No te puedo mentir, no estoy de acuerdo. Pero no tenemos nada que perder.
Aquella noche no hablaron más. Se recostaron en el catre y pusieron entre medio a la fruta que podía darles la libertad. Al día siguiente, Titonwana habló con la señora Smith y ésta aceptó la propuesta.
Los meses eran interminables y la panza de Titonwana iba tomando cada vez más vida. Los patrones cesaron con las reprimendas, aunque las amenazas psicológicas hacia Gisomwe seguían siendo muy fuertes. Eran amables cuando la casa estaba vacía, las visitas parecían cambiarlos rotundamente. En lo que concierne a la relación entre Titonwana y Gisomwe, mucho había cambiado. Ella estaba cada vez más sensible y él cada vez más cascarrabia, no soportaba que su mujer esté embarazada por un blanco que lo golpeaba.
Fue, hasta su cuarto mes de embarazo. Titonwana hasta ese momento tenía caprichos que ella misma preparaba, pollo al horno, verduras y pescados. Una madrugada despertó con un antojo muy particular.
Gisomwe, Gisomwe. Despierta tengo un antojo.
Eh, espera hasta el amanecer. Después cumpliré con todos tus deseos.
No, despierta. No lo soporto, tengo ganas de comer unas ricas Wiwinquillas. Las Wiwinquillas son mi plato preferido, y si no me lo consigues, me moriré. Y si me muero, tu también morirás de hambre porque no te podré hacer la comida. Y entonces no podremos tener al niño y tampoco podremos irnos a Etiopía.

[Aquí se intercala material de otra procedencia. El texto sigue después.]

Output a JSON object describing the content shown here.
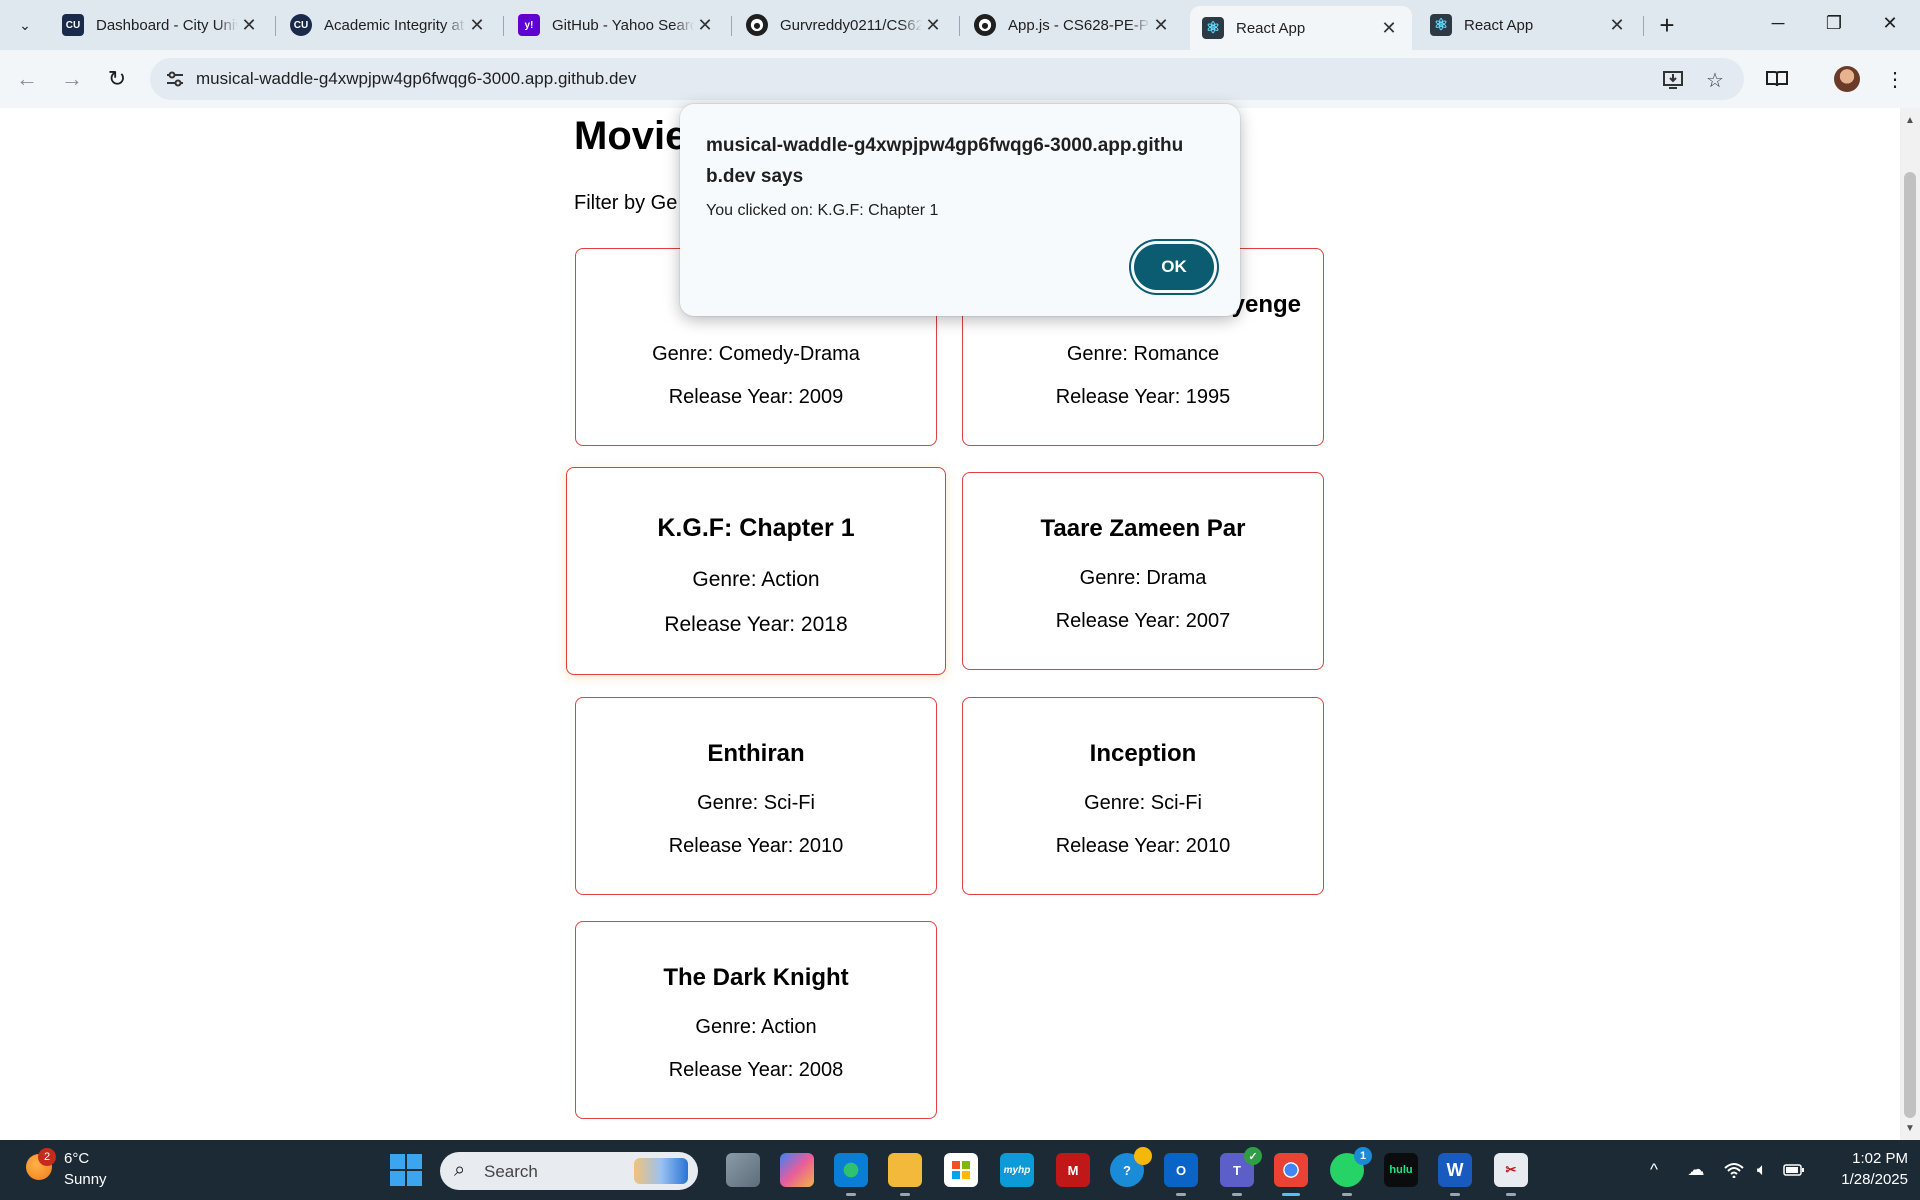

Gisomwe aquella noche accedió a los pedidos de Titonwana pero desde aquel momento dejaron de hablarse como lo hacían. A medida que se iba acercando la fecha en que nacería el niño, Titonwana cada vez pedía más Wiwinquillas. Era una adicción que no podía dejar. Siempre Wiwinquillas, en los postres y en las comidas, en la merienda, en la cena y en el almuerzo. Siempre y para todo, Wiwinquillas. A medida que Titonwana saciaba su hambre con las Wiwinquillas, mayor era el deseo de las mismas.
A los cinco meses Titonwana tuvo a su niño. Fue un parto improvisado en la pieza mayor de la mansión de los Smith. Era blanco como el padre y los ojitos no se animaban a verla llorar. El señor Smith sin decir nada, le quito el bebe de los brazos y lo puso en el regazo de su esposa.
Ahora váyanse lo más lejos posible y no regresen nunca más. Si los vuelvo a ver, les juro que los mato. Y llévense lo que queda de la huerta que ya no nos importa (dijo el señor Smith)
Titonwana y Gisomwe regresaron a la pieza improvisada que tenían al lado del establo. Recogieron todas sus pertenencias, tres mudas de ropa, un jarrón y un santo de tez negra. Pasaron por la huerta para recoger las Wiwinquillas y tan solo quedaban dos. Titonwana no soportó ni siquiera dos kilómetros para devorar a las riquísimas Wiwinquillas.